Patricia de Lille was first out of the gates to congratulate the firefighters. “I cannot thank their hard work enough! Thank you to these brave individuals ,” she gushed in broken English, as the blaze inexplicably went from under control to out of control in the space of a few hours.

Look, we all love a man in uniform. But these aren’t accountants who were suddenly called away from their families to help out. The clue is in the name of their occupation. They literally have one job. It’s kind of expected. On a slow day, they don’t fight anything at all. You really don’t need to fawn. Unless, of course, we have grown so accustomed to civil servants not doing their jobs properly that when it does happen, it’s a cause for minor celebration.

“More than 80 of them!” she shrieked. Where did they all come from, these men and women who fight fires? Are they on the payroll? What do you mean we forgot to feed and water them? Can we keep that out of the media?

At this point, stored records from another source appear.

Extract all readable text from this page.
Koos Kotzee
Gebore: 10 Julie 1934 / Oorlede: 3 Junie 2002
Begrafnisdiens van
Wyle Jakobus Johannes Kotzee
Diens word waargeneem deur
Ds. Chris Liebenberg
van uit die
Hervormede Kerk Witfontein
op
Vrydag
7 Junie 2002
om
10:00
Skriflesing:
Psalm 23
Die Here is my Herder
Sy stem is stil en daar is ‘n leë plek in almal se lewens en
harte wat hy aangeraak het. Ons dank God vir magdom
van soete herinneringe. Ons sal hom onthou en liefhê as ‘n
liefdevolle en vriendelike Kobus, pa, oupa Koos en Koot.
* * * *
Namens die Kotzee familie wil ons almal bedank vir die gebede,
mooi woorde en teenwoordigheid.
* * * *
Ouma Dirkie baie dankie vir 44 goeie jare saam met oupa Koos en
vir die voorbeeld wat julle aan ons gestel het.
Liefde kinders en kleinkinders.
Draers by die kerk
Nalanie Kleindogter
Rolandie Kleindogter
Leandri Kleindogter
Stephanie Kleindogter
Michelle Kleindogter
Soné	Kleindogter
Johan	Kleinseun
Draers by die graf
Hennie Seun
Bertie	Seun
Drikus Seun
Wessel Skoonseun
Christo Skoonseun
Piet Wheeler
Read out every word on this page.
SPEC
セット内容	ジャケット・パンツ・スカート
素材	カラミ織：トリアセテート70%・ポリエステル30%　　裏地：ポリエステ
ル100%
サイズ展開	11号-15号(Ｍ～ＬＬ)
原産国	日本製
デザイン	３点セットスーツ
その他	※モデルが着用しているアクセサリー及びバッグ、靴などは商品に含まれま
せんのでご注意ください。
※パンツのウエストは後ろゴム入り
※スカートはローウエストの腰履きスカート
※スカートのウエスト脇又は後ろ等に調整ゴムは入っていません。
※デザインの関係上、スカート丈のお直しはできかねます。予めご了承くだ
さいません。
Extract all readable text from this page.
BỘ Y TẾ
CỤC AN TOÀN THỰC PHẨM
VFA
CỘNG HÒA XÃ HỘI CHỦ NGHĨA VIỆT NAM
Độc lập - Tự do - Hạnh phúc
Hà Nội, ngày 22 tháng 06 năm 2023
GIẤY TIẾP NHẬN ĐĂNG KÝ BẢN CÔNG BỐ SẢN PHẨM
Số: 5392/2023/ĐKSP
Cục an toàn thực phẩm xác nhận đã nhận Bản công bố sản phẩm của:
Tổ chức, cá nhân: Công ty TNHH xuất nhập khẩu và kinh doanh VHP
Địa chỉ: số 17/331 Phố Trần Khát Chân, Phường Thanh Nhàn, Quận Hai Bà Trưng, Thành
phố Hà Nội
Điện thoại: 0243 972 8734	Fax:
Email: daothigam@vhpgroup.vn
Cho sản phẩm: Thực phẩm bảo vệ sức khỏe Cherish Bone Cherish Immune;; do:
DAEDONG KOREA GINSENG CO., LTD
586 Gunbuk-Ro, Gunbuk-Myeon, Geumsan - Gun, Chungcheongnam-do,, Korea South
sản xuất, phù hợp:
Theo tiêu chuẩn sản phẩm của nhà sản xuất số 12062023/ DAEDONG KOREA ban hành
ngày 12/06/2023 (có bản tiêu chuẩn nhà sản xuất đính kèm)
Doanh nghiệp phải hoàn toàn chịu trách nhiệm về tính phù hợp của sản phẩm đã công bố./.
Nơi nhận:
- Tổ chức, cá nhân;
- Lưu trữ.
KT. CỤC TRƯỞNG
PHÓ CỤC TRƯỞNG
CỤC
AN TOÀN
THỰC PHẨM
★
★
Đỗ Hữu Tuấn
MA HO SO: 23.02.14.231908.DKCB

Patty, who is the minister of public works, which is a silly title because most of the public doesn’t work, was at the side of our gelded mule of a president when he visited the bonfire of the vanities and said Cape Town and the Western Cape were at least one city and province in the country that worked. So many poorly drafted pieces of legislation languishing in limbo went up in smoke that comrade president must have been a bit high. How else could you explain such wanton praise for the opposition? Is he a plant? If so, what kind? My money is on a cactus. Both of them focus more on surviving than on rapid growth.

I’m not a massive fan of old buildings and I don’t really understand history, which is why I am doomed to repeat it, just like I repeated Grade 9 after failing history. But it would be nice to find out who is behind the many acts of sabotage and subversion committed after Don Jacob and his capos and consigliere were booted from office.

Anyway. I’m in a rustic beach bar on the sultry, palm-fringed edge of the Pacific Ocean and the doe-eyed waitress has just brought me another cold Imperial. I’m trying to care about things. I really am. But it’s not easy.